Climate Change Lobby

Published — June 10, 2011 Updated — May 19, 2014 at 12:19 pm ET

Decades after Clear Air Act, most smokestacks still lack scrubbers

Industry that resists new climate change rules sometimes lacks long-encouraged pollution controls, too

Introduction

Even as one of the largest utilities in the world, American Electric Power, signaled stepped-up defiance to proposed limits by the Environmental Protection Agency on hazardous emissions from coal-fired power plants, a new government study shows that half of all boilers attached to tall smokestacks across the country lack scrubbers encouraged by Clear Air Act amendments decades ago.

Using scrubbers on smokestacks is an old idea for reducing emission of sulfur dioxide and nitrogen oxides. A set of amendments to the Clean Air Act in 1977 encouraged use of pollution control equipment over so-called dispersion techniques – building tall smokestacks that would release air pollutants high into the atmosphere to protect local air quality.

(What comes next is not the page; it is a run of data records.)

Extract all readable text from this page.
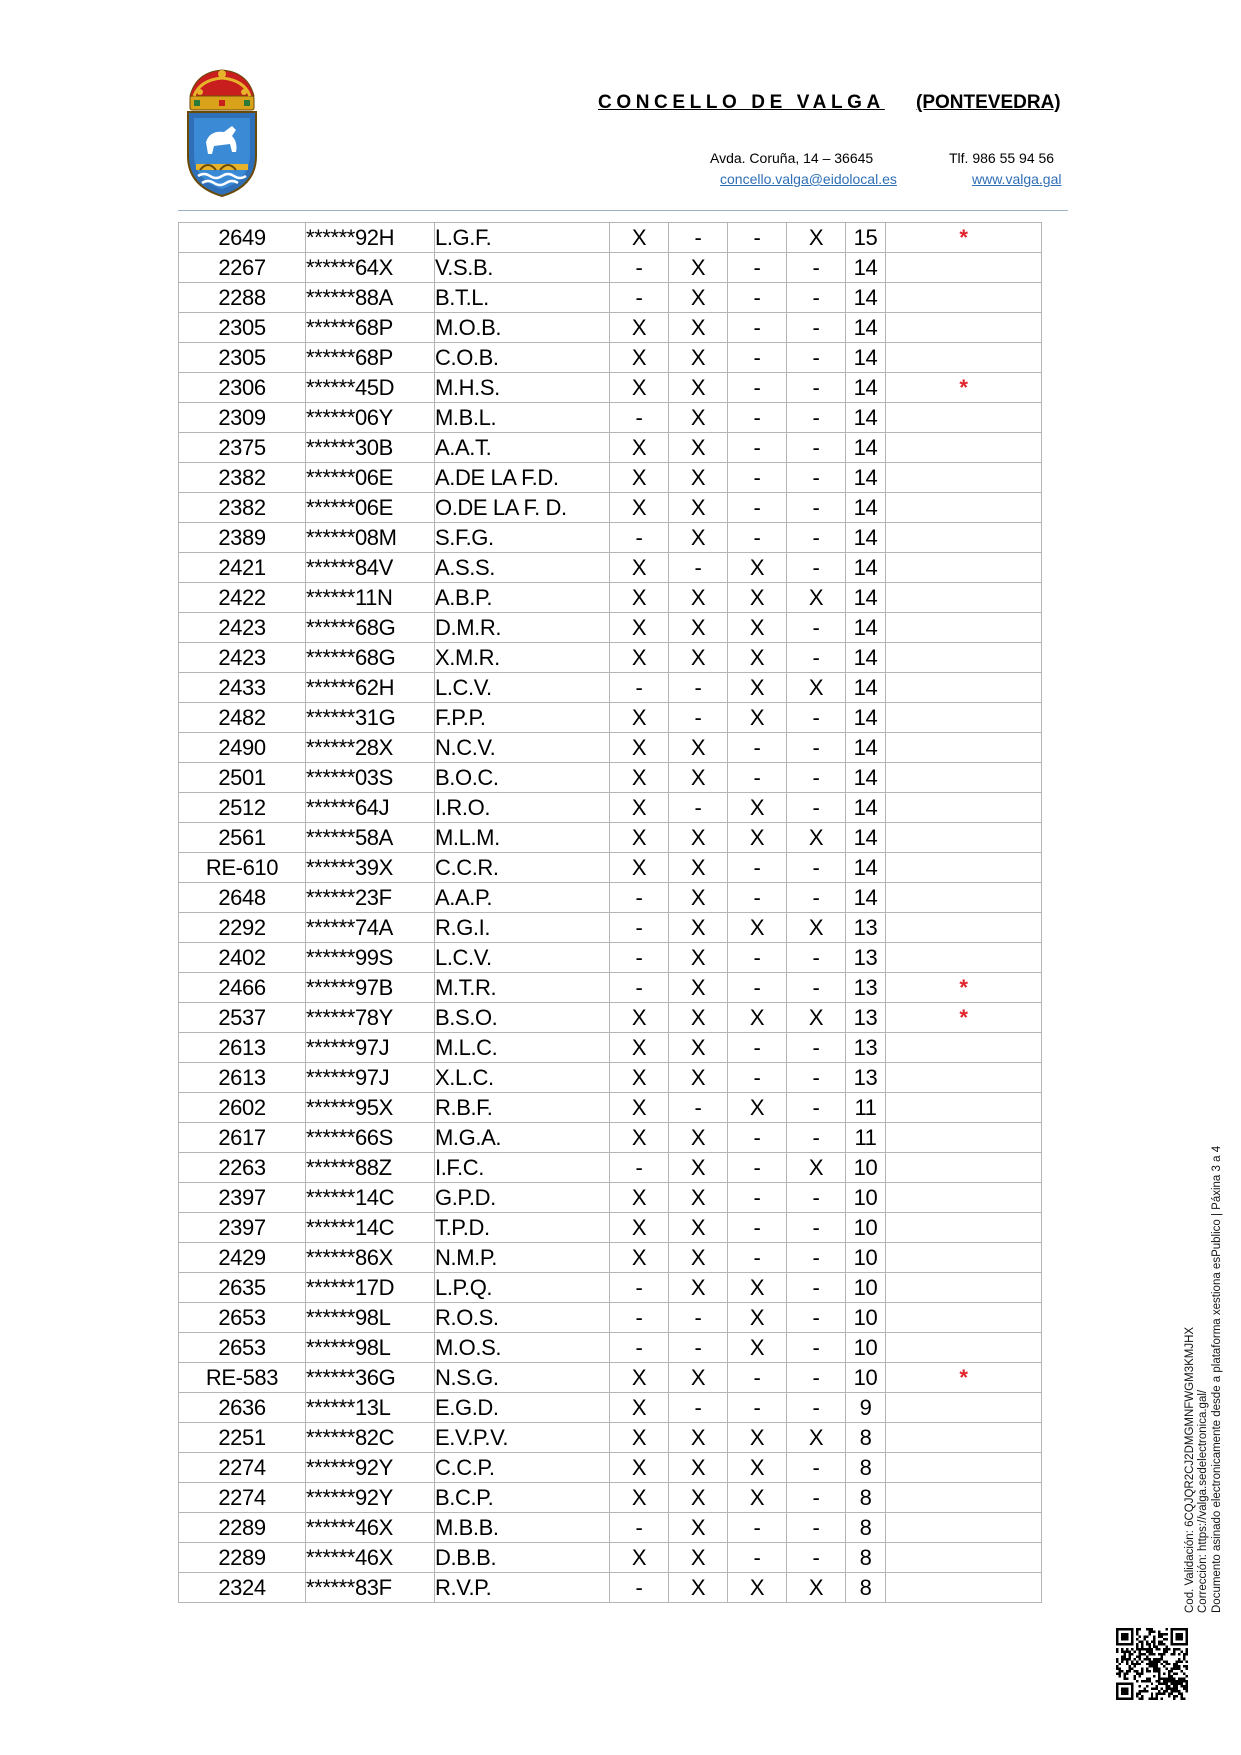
CONCELLO DE VALGA (PONTEVEDRA)
Avda. Coruña, 14 – 36645	Tlf. 986 55 94 56
concello.valga@eidolocal.es	www.valga.gal
2649	******92H	L.G.F.	X	-	-	X	15	*
2267	******64X	V.S.B.	-	X	-	-	14	
2288	******88A	B.T.L.	-	X	-	-	14	
2305	******68P	M.O.B.	X	X	-	-	14	
2305	******68P	C.O.B.	X	X	-	-	14	
2306	******45D	M.H.S.	X	X	-	-	14	*
2309	******06Y	M.B.L.	-	X	-	-	14	
2375	******30B	A.A.T.	X	X	-	-	14	
2382	******06E	A.DE LA F.D.	X	X	-	-	14	
2382	******06E	O.DE LA F. D.	X	X	-	-	14	
2389	******08M	S.F.G.	-	X	-	-	14	
2421	******84V	A.S.S.	X	-	X	-	14	
2422	******11N	A.B.P.	X	X	X	X	14	
2423	******68G	D.M.R.	X	X	X	-	14	
2423	******68G	X.M.R.	X	X	X	-	14	
2433	******62H	L.C.V.	-	-	X	X	14	
2482	******31G	F.P.P.	X	-	X	-	14	
2490	******28X	N.C.V.	X	X	-	-	14	
2501	******03S	B.O.C.	X	X	-	-	14	
2512	******64J	I.R.O.	X	-	X	-	14	
2561	******58A	M.L.M.	X	X	X	X	14	
RE-610	******39X	C.C.R.	X	X	-	-	14	
2648	******23F	A.A.P.	-	X	-	-	14	
2292	******74A	R.G.I.	-	X	X	X	13	
2402	******99S	L.C.V.	-	X	-	-	13	
2466	******97B	M.T.R.	-	X	-	-	13	*
2537	******78Y	B.S.O.	X	X	X	X	13	*
2613	******97J	M.L.C.	X	X	-	-	13	
2613	******97J	X.L.C.	X	X	-	-	13	
2602	******95X	R.B.F.	X	-	X	-	11	
2617	******66S	M.G.A.	X	X	-	-	11	
2263	******88Z	I.F.C.	-	X	-	X	10	
2397	******14C	G.P.D.	X	X	-	-	10	
2397	******14C	T.P.D.	X	X	-	-	10	
2429	******86X	N.M.P.	X	X	-	-	10	
2635	******17D	L.P.Q.	-	X	X	-	10	
2653	******98L	R.O.S.	-	-	X	-	10	
2653	******98L	M.O.S.	-	-	X	-	10	
RE-583	******36G	N.S.G.	X	X	-	-	10	*
2636	******13L	E.G.D.	X	-	-	-	9	
2251	******82C	E.V.P.V.	X	X	X	X	8	
2274	******92Y	C.C.P.	X	X	X	-	8	
2274	******92Y	B.C.P.	X	X	X	-	8	
2289	******46X	M.B.B.	-	X	-	-	8	
2289	******46X	D.B.B.	X	X	-	-	8	
2324	******83F	R.V.P.	-	X	X	X	8		Cod. Validación: 6CQJQR2CJ2DMGMNFWGM3KMJHX Corrección: https://valga.sedelectronica.gal/ Documento asinado electronicamente desde a plataforma xestiona esPublico | Páxina 3 a 4
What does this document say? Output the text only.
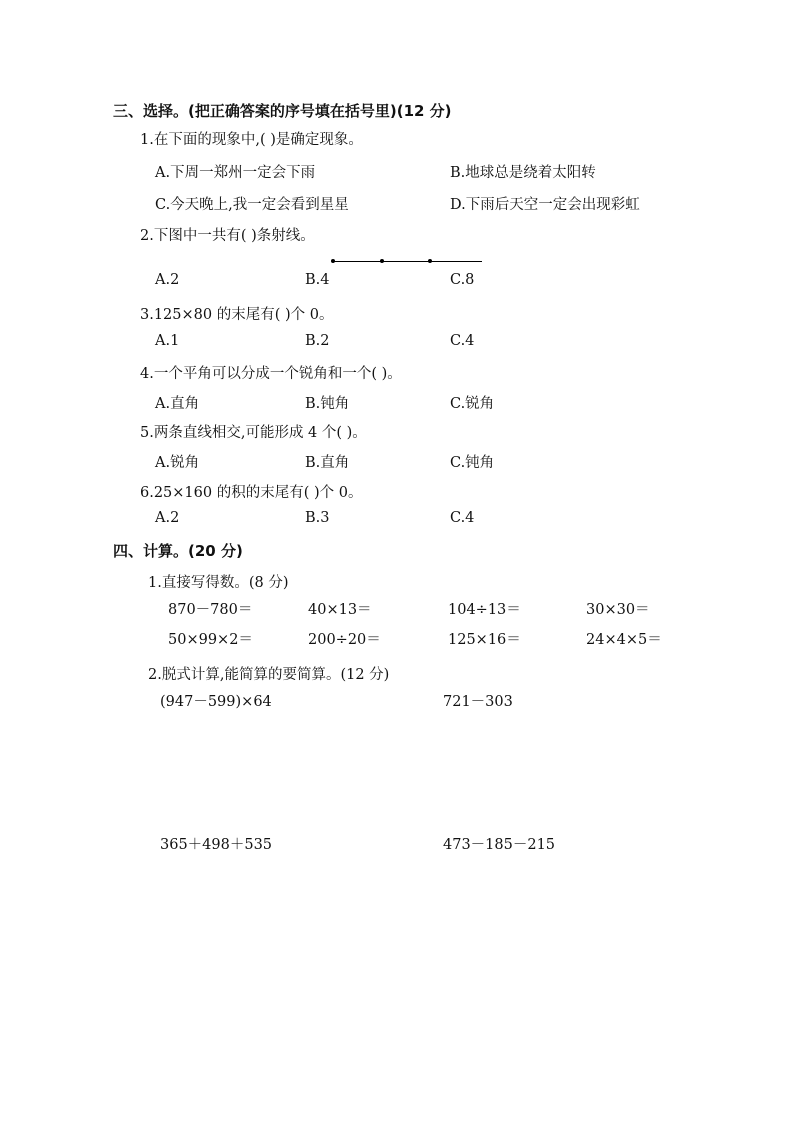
三、选择。(把正确答案的序号填在括号里)(12 分)
1.在下面的现象中,( )是确定现象。
A.下周一郑州一定会下雨	B.地球总是绕着太阳转
C.今天晚上,我一定会看到星星	D.下雨后天空一定会出现彩虹
2.下图中一共有( )条射线。
A.2	B.4	C.8
3.125×80 的末尾有( )个 0。
A.1	B.2	C.4
4.一个平角可以分成一个锐角和一个( )。
A.直角	B.钝角	C.锐角
5.两条直线相交,可能形成 4 个( )。
A.锐角	B.直角	C.钝角
6.25×160 的积的末尾有( )个 0。
A.2	B.3	C.4
四、计算。(20 分)
1.直接写得数。(8 分)
870－780＝	40×13＝	104÷13＝	30×30＝
50×99×2＝	200÷20＝	125×16＝	24×4×5＝
2.脱式计算,能简算的要简算。(12 分)
(947－599)×64	721－303
365＋498＋535	473－185－215
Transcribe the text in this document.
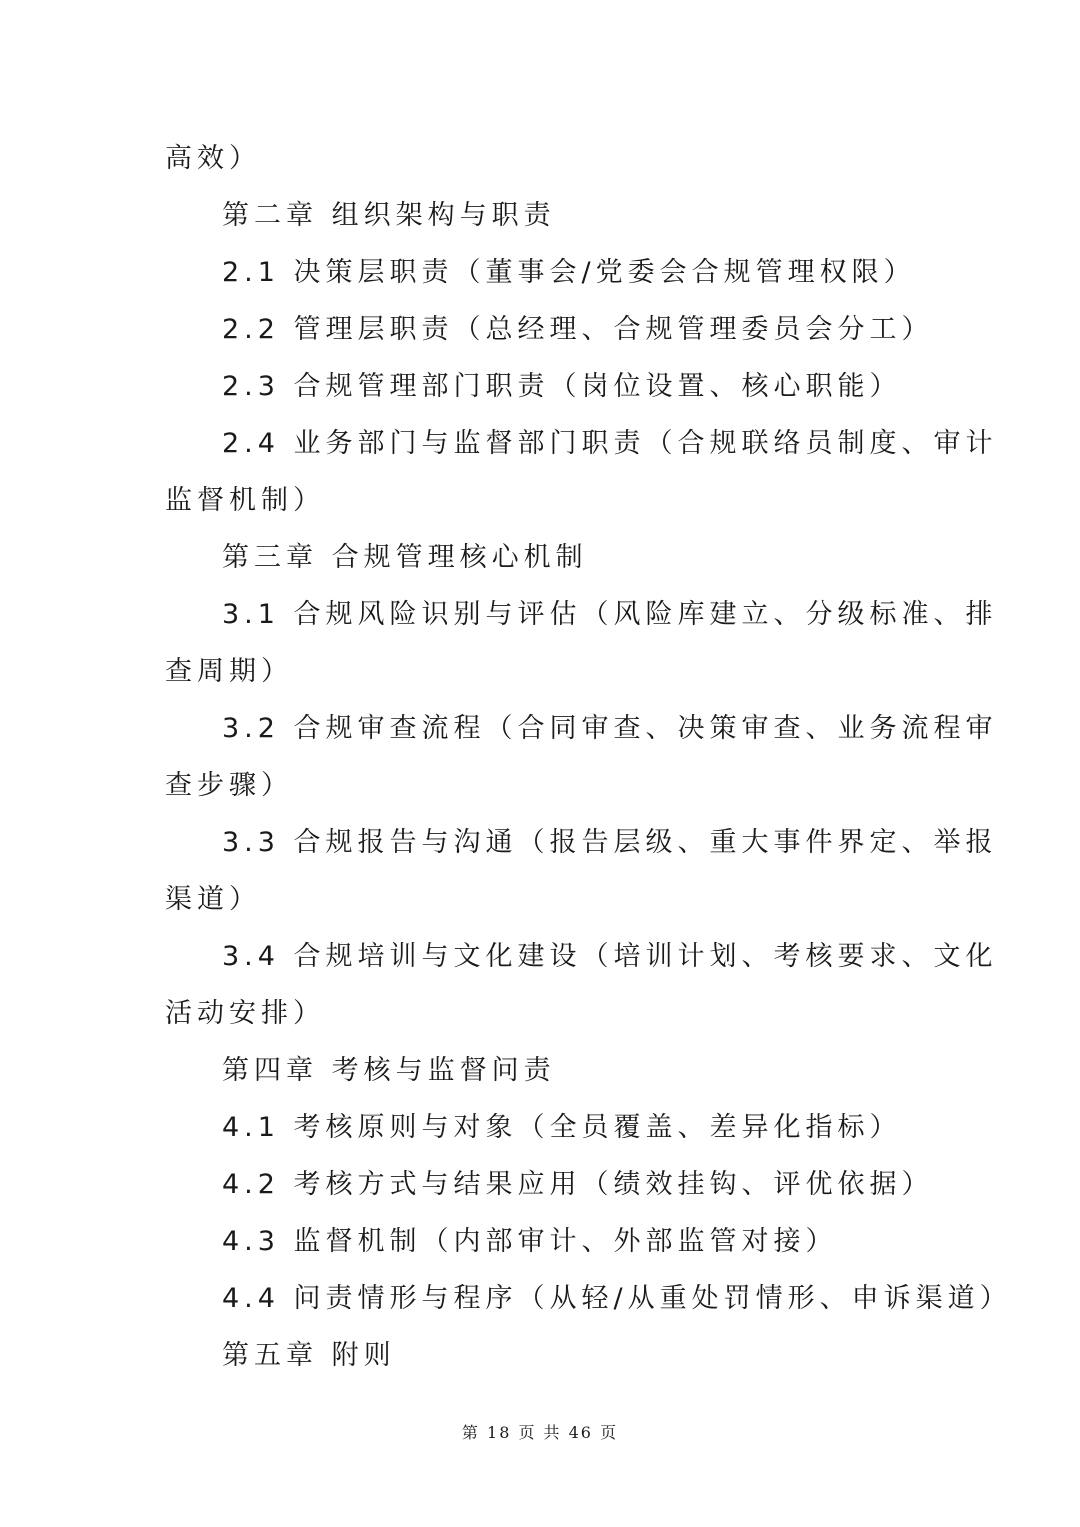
高效）
第二章 组织架构与职责
2.1 决策层职责（董事会/党委会合规管理权限）
2.2 管理层职责（总经理、合规管理委员会分工）
2.3 合规管理部门职责（岗位设置、核心职能）
2.4 业务部门与监督部门职责（合规联络员制度、审计
监督机制）
第三章 合规管理核心机制
3.1 合规风险识别与评估（风险库建立、分级标准、排
查周期）
3.2 合规审查流程（合同审查、决策审查、业务流程审
查步骤）
3.3 合规报告与沟通（报告层级、重大事件界定、举报
渠道）
3.4 合规培训与文化建设（培训计划、考核要求、文化
活动安排）
第四章 考核与监督问责
4.1 考核原则与对象（全员覆盖、差异化指标）
4.2 考核方式与结果应用（绩效挂钩、评优依据）
4.3 监督机制（内部审计、外部监管对接）
4.4 问责情形与程序（从轻/从重处罚情形、申诉渠道）
第五章 附则
第 18 页 共 46 页
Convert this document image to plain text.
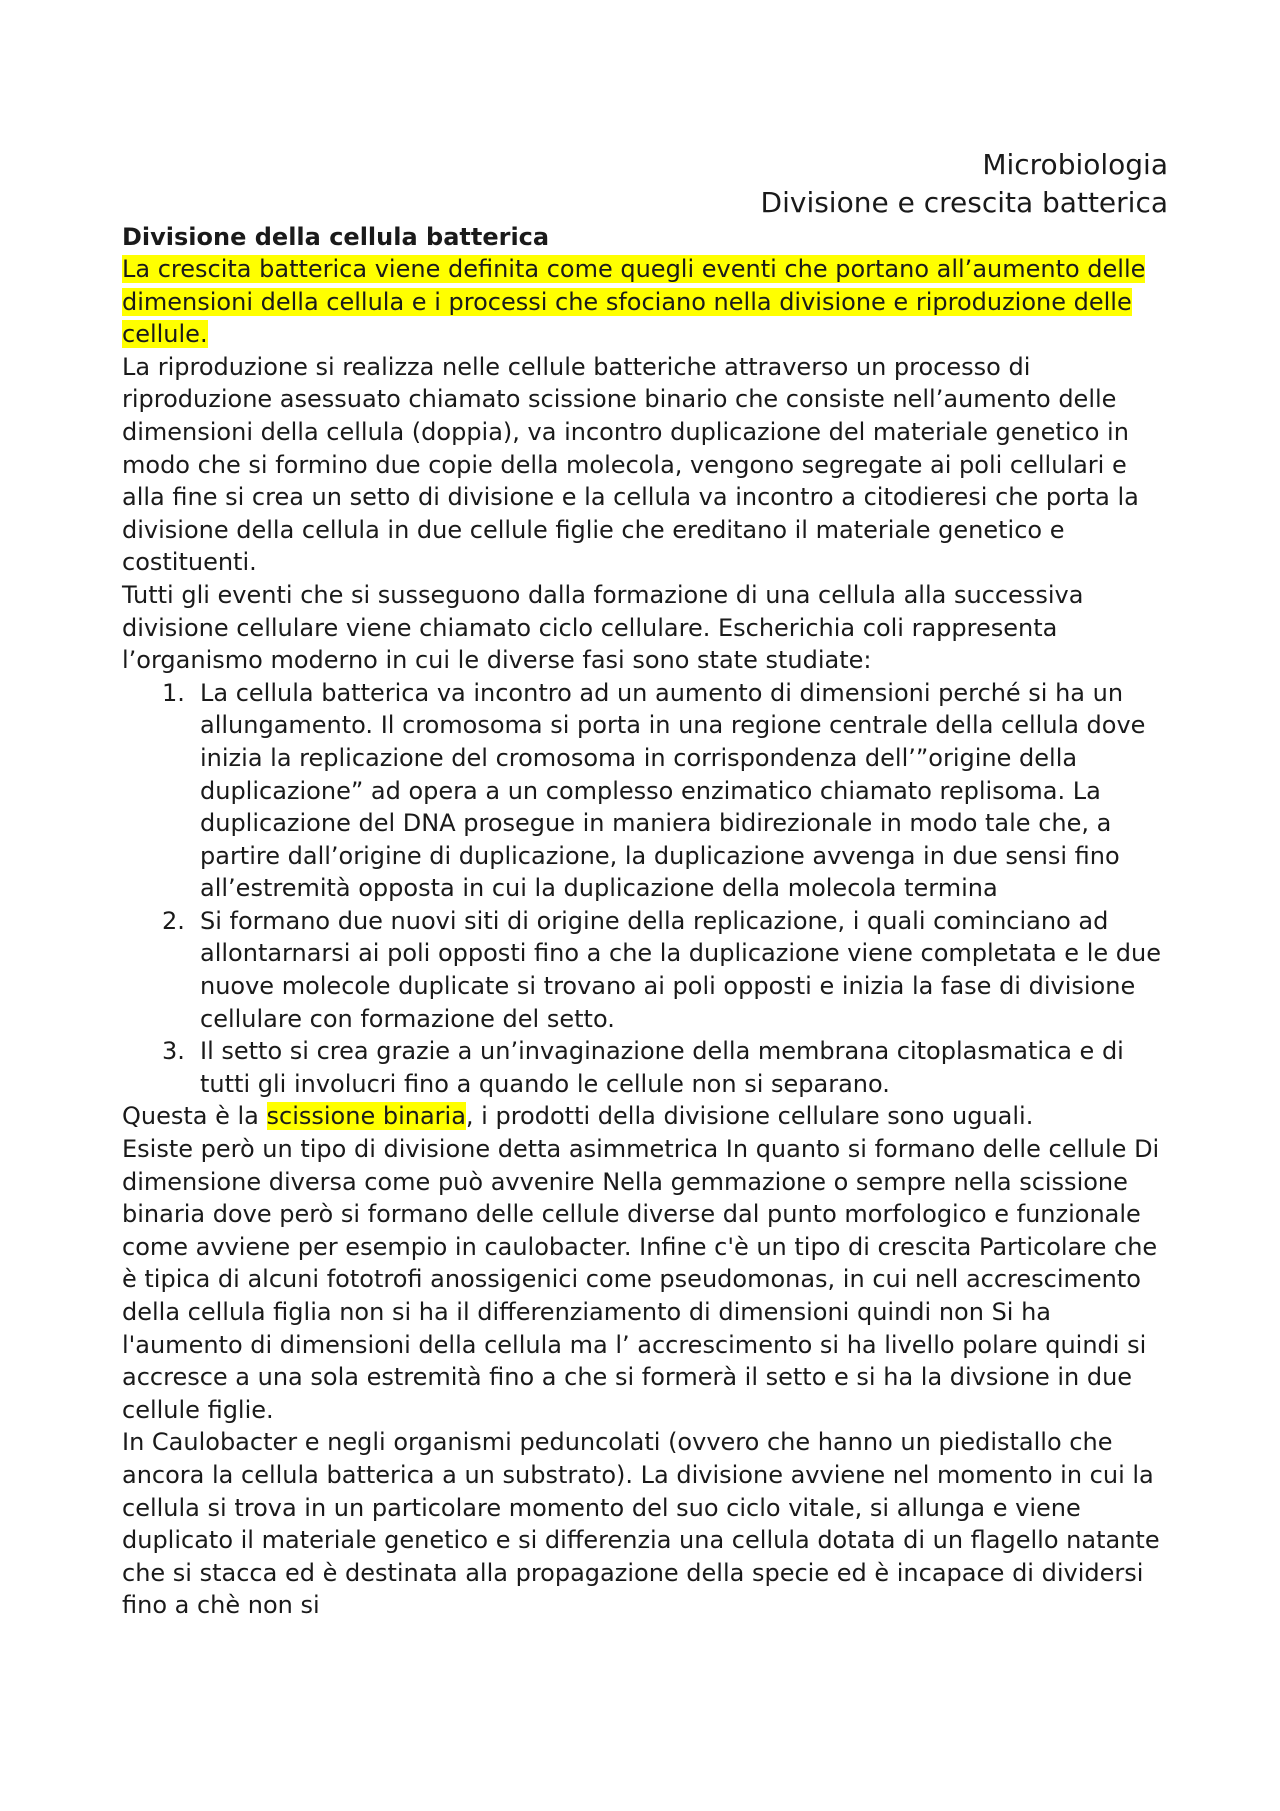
Microbiologia
Divisione e crescita batterica
Divisione della cellula batterica

La crescita batterica viene definita come quegli eventi che portano all’aumento delle dimensioni della cellula e i processi che sfociano nella divisione e riproduzione delle cellule.

La riproduzione si realizza nelle cellule batteriche attraverso un processo di riproduzione asessuato chiamato scissione binario che consiste nell’aumento delle dimensioni della cellula (doppia), va incontro duplicazione del materiale genetico in modo che si formino due copie della molecola, vengono segregate ai poli cellulari e alla fine si crea un setto di divisione e la cellula va incontro a citodieresi che porta la divisione della cellula in due cellule figlie che ereditano il materiale genetico e costituenti.

Tutti gli eventi che si susseguono dalla formazione di una cellula alla successiva divisione cellulare viene chiamato ciclo cellulare. Escherichia coli rappresenta l’organismo moderno in cui le diverse fasi sono state studiate:

1. La cellula batterica va incontro ad un aumento di dimensioni perché si ha un allungamento. Il cromosoma si porta in una regione centrale della cellula dove inizia la replicazione del cromosoma in corrispondenza dell’”origine della duplicazione” ad opera a un complesso enzimatico chiamato replisoma. La duplicazione del DNA prosegue in maniera bidirezionale in modo tale che, a partire dall’origine di duplicazione, la duplicazione avvenga in due sensi fino all’estremità opposta in cui la duplicazione della molecola termina
2. Si formano due nuovi siti di origine della replicazione, i quali cominciano ad allontarnarsi ai poli opposti fino a che la duplicazione viene completata e le due nuove molecole duplicate si trovano ai poli opposti e inizia la fase di divisione cellulare con formazione del setto.
3. Il setto si crea grazie a un’invaginazione della membrana citoplasmatica e di tutti gli involucri fino a quando le cellule non si separano.

Questa è la scissione binaria, i prodotti della divisione cellulare sono uguali.

Esiste però un tipo di divisione detta asimmetrica In quanto si formano delle cellule Di dimensione diversa come può avvenire Nella gemmazione o sempre nella scissione binaria dove però si formano delle cellule diverse dal punto morfologico e funzionale come avviene per esempio in caulobacter. Infine c'è un tipo di crescita Particolare che è tipica di alcuni fototrofi anossigenici come pseudomonas, in cui nell accrescimento della cellula figlia non si ha il differenziamento di dimensioni quindi non Si ha l'aumento di dimensioni della cellula ma l’ accrescimento si ha livello polare quindi si accresce a una sola estremità fino a che si formerà il setto e si ha la divsione in due cellule figlie.

In Caulobacter e negli organismi peduncolati (ovvero che hanno un piedistallo che ancora la cellula batterica a un substrato). La divisione avviene nel momento in cui la cellula si trova in un particolare momento del suo ciclo vitale, si allunga e viene duplicato il materiale genetico e si differenzia una cellula dotata di un flagello natante che si stacca ed è destinata alla propagazione della specie ed è incapace di dividersi fino a chè non si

But such stacks, often rising 500 feet or higher, also increase the distance pollutants travel and can harm the environment far downwind.

The Government Accountability Office found that 56 percent of boilers attached to stall stacks lacked scrubbers to control sulfur dioxide, while 63 percent lacked controls after burning that would capture nitrogen oxides. Some stacks exceed height limitations, as well.

In other words, despite greater use of pollution controls, the GAO said, at many plants utilities are still spewing pollutants without controls into the skies.

Attempts by the EPA to rein in emissions from coal-fired plants has met with stiff resistance by industry and by many Republicans on Capitol Hill.

American Electric Power, which has vowed to help reduce greenhouse gas emissions, on Thursday warned that the high costs of complying with the EPA’s new limits would cut into profits, cost jobs, and impair local economies while increasing electric bills. The company said it would have no choice but to shutter five of its coal-fired plants in Ohio, Virginia and West Virginia.

“We support regulations that achieve long-term environmental benefits while protecting customers, the economy, and the reliability of the electric grid,” AEP chairman Michael Morris said in a statement. “but the cumulative impacts of the EPA’s current regulatory path have been vastly underestimated, particularly in Midwest states dependent on coal to fuel their economies.”

In April, the Tennessee Valley Authority said it would retire 18 older coal-fired generation units at three power plants, but struck a less defiant tone. The utility said it intended to become “one of the nation’s leading providers of low-cost and cleaner energy by 2020.”

The EPA estimates its proposal will create $59 billion in benefits each year while saving 17,000 lives. It estimates a cost of nearly $11 billion – and predicts the creation of 9,000 long-term utility jobs.